I have a tricky situation with a local builders merchants and Im not sure the best way to go about entering it into Sage.
Basically we have 3 different scenarios.
1/The customer orders goods from the merchants through our account (its a trade only so it must go through an account), pays for it directly.
2/The customer orders goods, pays for some of them at the time, then at sometime in the future pays us directly for the remainder which we then have to pay to the wholesaler.
3/The customer orders goods, but doesnt pay anthing to the merchants. Instead once weve finished the job they pay us for the materials and the labour together.
Scenario 3 is how all our other bills occur; we usually buy the materials, do the work, bill for both, get paid for both. My issue is how to account for the first two scenarios where we are not receiving any money into our account from the customer, yet we are getting a VAT invoice on our account from the merchants!
In case it is of any use to help answer the question, all three scenarios will at some point include an invoice to the customer from us for the labour portion of the bill, so the customer will be on our system at some point, just sometimes not paying the materials part.
Should I be entering ALL of the VAT invoices from the merchants into our accounts, and then entering a dummy invoice into the accounts for the customer payment that went straight to them to balance them both out (thereby cancelling out the VAT element of both)? This seems the logical way of doing it, except if we ever have an inspection I dont want HMRC wondering why im raising invoices for customers but receiving no money from them!
I think you should enter all purchase invoices on as they are on your account like you say and then invoice the customer either as an internal dummy or sent to them (you can explain it's just to keep the books straight). I don't think HMRC will have a problem with this since you are declaring output tax and an inspector should see the explanation as reasonable. HMRC would be more bothered if you weren't vat registered and were looking for a way of artificially avoiding registration. For a definitive answer speak to HMRC and get their response in writing so you have proof in the event of an inspection.
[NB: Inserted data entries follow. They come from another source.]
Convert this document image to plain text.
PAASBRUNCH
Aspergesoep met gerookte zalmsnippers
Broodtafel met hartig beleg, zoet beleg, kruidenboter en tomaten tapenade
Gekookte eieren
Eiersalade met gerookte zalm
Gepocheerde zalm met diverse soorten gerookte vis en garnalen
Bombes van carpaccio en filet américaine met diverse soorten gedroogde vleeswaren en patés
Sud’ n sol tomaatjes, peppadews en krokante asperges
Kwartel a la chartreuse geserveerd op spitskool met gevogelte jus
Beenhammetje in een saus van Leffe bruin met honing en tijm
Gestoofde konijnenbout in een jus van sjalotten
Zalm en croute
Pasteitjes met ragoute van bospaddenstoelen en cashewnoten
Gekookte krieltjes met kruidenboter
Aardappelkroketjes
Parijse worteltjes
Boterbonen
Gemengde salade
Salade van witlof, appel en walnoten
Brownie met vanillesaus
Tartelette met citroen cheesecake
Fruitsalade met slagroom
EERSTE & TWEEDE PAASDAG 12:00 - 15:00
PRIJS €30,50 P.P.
I thought that would be the best way around it with the internal dummy invoice - i just wasnt sure about having invoices in my system and filing cabinet that dont actually correspond to an actual payment! Thinking about it HMRC shouldnt have an issue with it because without the dummy invoices id be claiming back the VAT from all of the invoices, but only paying for some of them! Its in HMRCs interest for me to input the dummy invoices so it cancels out the VAT on the paid invoice! I still think its worth getting it in writing from them just to be on the safe side.... Thanks again!